Non, Jean Claude Duss, il était plutôt mon référent en matière de drague. Pensez bien, ça a marché du tonnerre, comme en ont témoigné mes années passées de célibat.
Je parlais donc du grand, de l'unique, de l'incontournable Jean Claude Van Damme (pour ceux qui seraient passés à côté, voir la première Pause Philosophie ICI.)
Je me suis alors demandé le pourquoi du comment de l'utilisation du terme familier:

Il fait un TEMPS DE CHIOTTE.
Durant mes deux heures de footing matinal, je me suis fait toute ma petite théorie là-dessus, publiée très prochainement sur le site lors de la Pause Philosophie (3ème édition). Mais avis aux lecteurs, si jamais vous avez quelques instants pour me faire partager vos idées décalées et/ou vos dessins décalés sur le temps de chiotte, envoyez, envoyez (chauvetben@gmail.com) je mettrai ensuite sur le site, histoire qu'on rigole un peu (ou pas) tous ensemble.
Histoire de voir si on a tous le même maître à penser...
Et... Un lot surprise pour le gagnant!!!


lundi 21 juillet 2014

S'entraîner sous la pluie

La semaine dernière, comme tout le monde le sait, il a vraiment fait un temps pourri. De la pluie, du froid, de la neige, du brouillard... Au bout de quelques jours, à force d'avoir les habits trempés, j'ai trouvé LA solution.


Heureusement, avec le brouillard de plomb, on voyait à peine le bout de nos pieds. Pas de soucis question pudeur.


Sauf que même perdu en pleine montagne, il y a toujours des aléas...





vendredi 11 juillet 2014

Semaine pluvieuse

La semaine dernière, il s'est gentiment mis à pleuvoir. J'aime bien la pluie, de temps en temps. Elle rafraîchit, le paysage prend d'autres couleurs, le potager l'aime bien, malheureusement les limaces aussi. Concernant l'entraînement, elle ne change pas la donne. On revient un peu mouillé, mais ce n'est pas bien grave, il suffit juste de mettre les affaires à sécher pour le lendemain. Sauf que la pluie, passe pour un ou deux jours. Mais au bout d'une semaine à s'entraîner matin et après-midi sous la flotte, au bout d'un moment, ça use.

Lundi...


Mardi...



Mercredi...



Jeudi, Vendredi...



Fin de semaine

samedi 5 juillet 2014

Les bonnes recettes de papy Benoît

Nouveau décor. Pour changer de l'écriture et du sport, c'est au tour des bonnes et uniques recettes de papy Benoît. Aujourd'hui, nous allons découvrir la confiture de groseilles, dont vous me direz des nouvelles.
Tout d'abord, les groseilles. Elles se trouvent par grappes dans le jardin. Les grappes, selon leur taille, contiennent un voire plusieurs fruits.

Ramasser une grappe de groseilles prend à peine une seconde. Sauf que pour faire une confiture, il va falloir passer du temps autour de l'arbuste et ramasser au moins un bon kilo de fruits.

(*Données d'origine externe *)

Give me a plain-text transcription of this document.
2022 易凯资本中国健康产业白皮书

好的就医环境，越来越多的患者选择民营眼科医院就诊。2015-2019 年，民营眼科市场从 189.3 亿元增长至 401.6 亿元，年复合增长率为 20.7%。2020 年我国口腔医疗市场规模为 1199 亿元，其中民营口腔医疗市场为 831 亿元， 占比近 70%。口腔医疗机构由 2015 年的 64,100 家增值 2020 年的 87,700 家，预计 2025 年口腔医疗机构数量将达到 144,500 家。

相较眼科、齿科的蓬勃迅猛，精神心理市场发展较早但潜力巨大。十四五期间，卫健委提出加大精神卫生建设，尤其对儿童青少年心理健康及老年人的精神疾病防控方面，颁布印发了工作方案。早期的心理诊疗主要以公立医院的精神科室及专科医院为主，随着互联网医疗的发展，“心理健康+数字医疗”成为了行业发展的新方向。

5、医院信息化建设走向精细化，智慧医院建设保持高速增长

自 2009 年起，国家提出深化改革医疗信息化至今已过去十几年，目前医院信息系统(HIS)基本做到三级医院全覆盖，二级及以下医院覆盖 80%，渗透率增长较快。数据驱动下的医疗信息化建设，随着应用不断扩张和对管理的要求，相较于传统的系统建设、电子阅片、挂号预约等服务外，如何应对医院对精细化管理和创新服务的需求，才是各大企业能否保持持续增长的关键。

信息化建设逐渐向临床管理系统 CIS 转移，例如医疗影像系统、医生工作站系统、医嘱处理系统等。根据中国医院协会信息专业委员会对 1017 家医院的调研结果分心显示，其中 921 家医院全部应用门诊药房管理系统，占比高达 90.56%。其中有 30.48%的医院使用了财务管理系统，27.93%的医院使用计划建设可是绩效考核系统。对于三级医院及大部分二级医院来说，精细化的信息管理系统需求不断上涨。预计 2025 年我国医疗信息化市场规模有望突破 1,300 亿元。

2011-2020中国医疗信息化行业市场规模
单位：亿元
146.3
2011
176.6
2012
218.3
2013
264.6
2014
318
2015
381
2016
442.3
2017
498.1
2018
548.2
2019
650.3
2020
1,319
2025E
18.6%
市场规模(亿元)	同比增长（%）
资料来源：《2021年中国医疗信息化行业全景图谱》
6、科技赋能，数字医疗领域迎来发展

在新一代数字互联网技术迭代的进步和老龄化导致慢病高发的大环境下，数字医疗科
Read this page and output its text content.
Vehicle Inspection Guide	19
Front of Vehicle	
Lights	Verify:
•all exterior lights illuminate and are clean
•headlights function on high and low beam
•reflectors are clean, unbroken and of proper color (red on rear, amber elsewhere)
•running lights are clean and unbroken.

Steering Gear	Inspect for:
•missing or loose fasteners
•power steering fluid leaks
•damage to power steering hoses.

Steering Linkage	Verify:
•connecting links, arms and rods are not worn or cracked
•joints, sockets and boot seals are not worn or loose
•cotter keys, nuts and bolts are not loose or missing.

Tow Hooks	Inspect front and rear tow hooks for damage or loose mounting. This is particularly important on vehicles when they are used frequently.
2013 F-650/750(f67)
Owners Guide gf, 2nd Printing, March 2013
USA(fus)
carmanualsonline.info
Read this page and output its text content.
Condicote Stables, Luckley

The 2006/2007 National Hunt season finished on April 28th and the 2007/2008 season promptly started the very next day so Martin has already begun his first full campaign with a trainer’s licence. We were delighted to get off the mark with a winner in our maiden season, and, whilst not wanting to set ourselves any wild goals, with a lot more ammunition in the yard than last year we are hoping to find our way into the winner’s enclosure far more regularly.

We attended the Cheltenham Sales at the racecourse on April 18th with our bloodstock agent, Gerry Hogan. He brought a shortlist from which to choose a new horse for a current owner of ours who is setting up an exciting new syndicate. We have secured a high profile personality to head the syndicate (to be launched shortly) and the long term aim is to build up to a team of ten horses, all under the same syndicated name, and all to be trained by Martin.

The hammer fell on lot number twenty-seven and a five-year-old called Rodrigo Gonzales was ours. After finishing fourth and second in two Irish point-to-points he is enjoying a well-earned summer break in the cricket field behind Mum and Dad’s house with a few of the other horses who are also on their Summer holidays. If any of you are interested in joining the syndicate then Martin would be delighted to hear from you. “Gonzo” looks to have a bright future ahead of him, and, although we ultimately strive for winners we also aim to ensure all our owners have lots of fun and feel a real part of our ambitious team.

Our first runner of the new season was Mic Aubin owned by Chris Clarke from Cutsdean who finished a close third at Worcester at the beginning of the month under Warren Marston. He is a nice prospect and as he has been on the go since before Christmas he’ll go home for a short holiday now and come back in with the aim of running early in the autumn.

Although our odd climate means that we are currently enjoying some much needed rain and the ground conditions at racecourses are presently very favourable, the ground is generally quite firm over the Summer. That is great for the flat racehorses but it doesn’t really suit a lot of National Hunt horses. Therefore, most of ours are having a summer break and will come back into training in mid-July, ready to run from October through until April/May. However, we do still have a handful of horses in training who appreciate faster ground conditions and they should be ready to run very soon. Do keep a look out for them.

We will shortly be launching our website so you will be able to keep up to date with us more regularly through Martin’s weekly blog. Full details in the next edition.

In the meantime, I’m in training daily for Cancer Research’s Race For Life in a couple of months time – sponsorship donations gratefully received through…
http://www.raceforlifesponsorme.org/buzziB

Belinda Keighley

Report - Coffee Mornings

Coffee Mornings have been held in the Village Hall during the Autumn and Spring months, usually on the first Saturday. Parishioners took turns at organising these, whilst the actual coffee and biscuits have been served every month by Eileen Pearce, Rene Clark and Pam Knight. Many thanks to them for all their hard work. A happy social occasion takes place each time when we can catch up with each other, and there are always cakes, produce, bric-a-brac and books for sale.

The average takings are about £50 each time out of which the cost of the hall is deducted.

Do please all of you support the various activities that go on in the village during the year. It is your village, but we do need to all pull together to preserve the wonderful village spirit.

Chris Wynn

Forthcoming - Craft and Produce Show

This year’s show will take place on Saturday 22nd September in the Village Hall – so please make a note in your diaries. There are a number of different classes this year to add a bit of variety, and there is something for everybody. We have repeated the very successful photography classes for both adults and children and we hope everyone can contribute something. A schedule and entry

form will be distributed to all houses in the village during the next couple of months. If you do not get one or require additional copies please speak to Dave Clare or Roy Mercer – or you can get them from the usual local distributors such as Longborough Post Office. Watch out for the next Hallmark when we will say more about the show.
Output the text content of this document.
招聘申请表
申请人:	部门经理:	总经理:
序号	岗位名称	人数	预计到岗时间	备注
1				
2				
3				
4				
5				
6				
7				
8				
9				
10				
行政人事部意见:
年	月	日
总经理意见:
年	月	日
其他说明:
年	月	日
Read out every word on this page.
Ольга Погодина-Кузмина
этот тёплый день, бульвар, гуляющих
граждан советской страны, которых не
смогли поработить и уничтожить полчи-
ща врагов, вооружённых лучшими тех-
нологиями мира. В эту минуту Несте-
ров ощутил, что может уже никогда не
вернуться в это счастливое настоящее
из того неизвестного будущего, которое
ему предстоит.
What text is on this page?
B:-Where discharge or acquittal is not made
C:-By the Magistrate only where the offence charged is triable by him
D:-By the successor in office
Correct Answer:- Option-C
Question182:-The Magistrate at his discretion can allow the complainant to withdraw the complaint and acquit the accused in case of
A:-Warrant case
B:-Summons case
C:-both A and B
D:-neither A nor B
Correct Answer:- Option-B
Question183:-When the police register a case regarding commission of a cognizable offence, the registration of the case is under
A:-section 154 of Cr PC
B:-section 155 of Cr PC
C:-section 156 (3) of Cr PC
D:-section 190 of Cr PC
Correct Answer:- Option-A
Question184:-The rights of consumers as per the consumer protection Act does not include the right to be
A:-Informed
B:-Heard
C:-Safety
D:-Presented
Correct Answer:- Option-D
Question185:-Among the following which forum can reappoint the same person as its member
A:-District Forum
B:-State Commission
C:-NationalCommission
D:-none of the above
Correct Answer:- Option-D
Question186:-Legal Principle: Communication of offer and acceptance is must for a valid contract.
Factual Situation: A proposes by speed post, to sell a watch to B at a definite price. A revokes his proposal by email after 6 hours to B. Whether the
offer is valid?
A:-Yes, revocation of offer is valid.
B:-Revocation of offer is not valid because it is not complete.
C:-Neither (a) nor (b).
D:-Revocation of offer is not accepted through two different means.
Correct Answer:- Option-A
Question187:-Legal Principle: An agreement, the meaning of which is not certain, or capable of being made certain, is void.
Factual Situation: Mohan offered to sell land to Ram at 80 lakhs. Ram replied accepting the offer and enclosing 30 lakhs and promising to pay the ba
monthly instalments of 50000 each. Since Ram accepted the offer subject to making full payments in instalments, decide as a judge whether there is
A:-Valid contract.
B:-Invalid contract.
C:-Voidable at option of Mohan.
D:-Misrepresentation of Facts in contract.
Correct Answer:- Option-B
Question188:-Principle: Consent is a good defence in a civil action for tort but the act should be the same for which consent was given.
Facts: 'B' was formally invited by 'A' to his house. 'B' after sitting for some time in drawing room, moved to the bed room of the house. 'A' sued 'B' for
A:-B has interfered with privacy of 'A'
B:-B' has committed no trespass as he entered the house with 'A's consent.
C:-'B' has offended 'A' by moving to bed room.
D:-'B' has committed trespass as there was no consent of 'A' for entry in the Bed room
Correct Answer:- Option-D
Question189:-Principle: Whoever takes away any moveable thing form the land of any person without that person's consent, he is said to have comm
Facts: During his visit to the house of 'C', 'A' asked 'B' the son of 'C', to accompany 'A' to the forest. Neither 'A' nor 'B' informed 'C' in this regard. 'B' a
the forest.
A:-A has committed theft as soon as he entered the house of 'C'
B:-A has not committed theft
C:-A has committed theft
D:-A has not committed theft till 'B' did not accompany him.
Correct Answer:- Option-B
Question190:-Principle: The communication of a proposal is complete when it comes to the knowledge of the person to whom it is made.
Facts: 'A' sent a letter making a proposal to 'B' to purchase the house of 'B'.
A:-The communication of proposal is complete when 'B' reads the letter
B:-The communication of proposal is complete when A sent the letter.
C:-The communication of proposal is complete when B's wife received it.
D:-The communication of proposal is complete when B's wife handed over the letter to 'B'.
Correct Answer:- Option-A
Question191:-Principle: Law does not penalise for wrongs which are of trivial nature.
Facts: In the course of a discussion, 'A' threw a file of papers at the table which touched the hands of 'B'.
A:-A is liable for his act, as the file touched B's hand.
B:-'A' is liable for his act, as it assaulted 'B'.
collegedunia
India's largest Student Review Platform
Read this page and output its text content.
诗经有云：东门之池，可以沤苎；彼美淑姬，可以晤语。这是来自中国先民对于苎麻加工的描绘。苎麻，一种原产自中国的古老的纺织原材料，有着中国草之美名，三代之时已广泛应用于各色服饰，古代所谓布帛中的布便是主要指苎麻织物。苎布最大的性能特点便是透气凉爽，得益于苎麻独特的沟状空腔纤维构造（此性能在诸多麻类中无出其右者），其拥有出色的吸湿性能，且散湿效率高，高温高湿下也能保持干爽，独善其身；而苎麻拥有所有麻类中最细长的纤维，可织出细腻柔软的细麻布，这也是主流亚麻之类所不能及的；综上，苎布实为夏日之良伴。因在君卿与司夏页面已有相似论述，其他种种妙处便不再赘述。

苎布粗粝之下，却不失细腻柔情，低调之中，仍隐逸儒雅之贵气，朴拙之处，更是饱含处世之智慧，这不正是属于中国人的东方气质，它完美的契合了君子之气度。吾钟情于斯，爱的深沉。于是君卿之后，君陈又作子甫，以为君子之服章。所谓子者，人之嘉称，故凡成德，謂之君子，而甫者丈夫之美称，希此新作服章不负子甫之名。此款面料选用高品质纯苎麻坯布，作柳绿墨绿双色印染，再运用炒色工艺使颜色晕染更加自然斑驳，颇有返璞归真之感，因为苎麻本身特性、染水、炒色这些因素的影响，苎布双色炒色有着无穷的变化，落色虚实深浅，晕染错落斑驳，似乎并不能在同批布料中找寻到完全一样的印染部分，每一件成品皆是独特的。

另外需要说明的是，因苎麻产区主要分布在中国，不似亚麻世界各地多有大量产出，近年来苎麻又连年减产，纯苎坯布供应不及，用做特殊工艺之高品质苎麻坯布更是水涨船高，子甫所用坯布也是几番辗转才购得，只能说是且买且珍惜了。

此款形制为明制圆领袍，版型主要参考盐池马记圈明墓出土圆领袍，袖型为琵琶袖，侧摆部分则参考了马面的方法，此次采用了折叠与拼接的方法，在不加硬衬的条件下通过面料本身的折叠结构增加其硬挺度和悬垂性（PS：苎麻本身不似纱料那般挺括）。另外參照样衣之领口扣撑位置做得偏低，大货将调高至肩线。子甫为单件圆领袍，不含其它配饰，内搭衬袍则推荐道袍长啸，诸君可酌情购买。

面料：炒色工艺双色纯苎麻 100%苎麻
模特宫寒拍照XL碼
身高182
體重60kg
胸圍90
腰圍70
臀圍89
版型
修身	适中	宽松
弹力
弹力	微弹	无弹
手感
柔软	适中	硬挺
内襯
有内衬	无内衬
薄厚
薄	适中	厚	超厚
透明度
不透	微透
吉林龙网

Après avoir passé une heure à vous débattre avec les orties, les mouches, les taons, les fourmis et les mauvaises herbes, vous pensez que le plus dur est fait. Détrompez vous, il reste encore la lourde tâche d’égrener les grains pour les séparer de la tige. Rajoutez une bonne heure de travail.
Munissez vous ensuite d'une casserole suffisamment grosse pour accueillir tous les grains, et mettez à chauffer à feu doux avec 500 grammes de sucre, 10 feuilles de menthe, un soupçon de cannelle, une orange et un citron pressés.


Pendant le temps de cuisson, vous pouvez retourner chercher un deuxième kilo de groseilles dans votre jardin. 
C'est là qu'on arrive à la cuisson façon papy Benoît. Normalement, au bout d'une petite heure à cuisson lente, c'est prêt, il n'y a plus qu'à mettre dans les bocaux en verre. Mais papy Benoît fait mieux, il oublie de baisser le gaz. Au retour de la deuxième cueillette, un léger fumet embaume la pièce, et une fumée noire s'échappe de la casserole. Reste à essayer de récupérer tant bien que mal ce qu'on peut de fruits cuits en évitant de racler la couche carbonisée au fond de la casserole. La casserole qui, soit dit en passant, est bonne à jeter à la poubelle.
La confiture a une magnifique texture noirâtre, elle râpe la gorge et colle au dent. A savourez sans modération.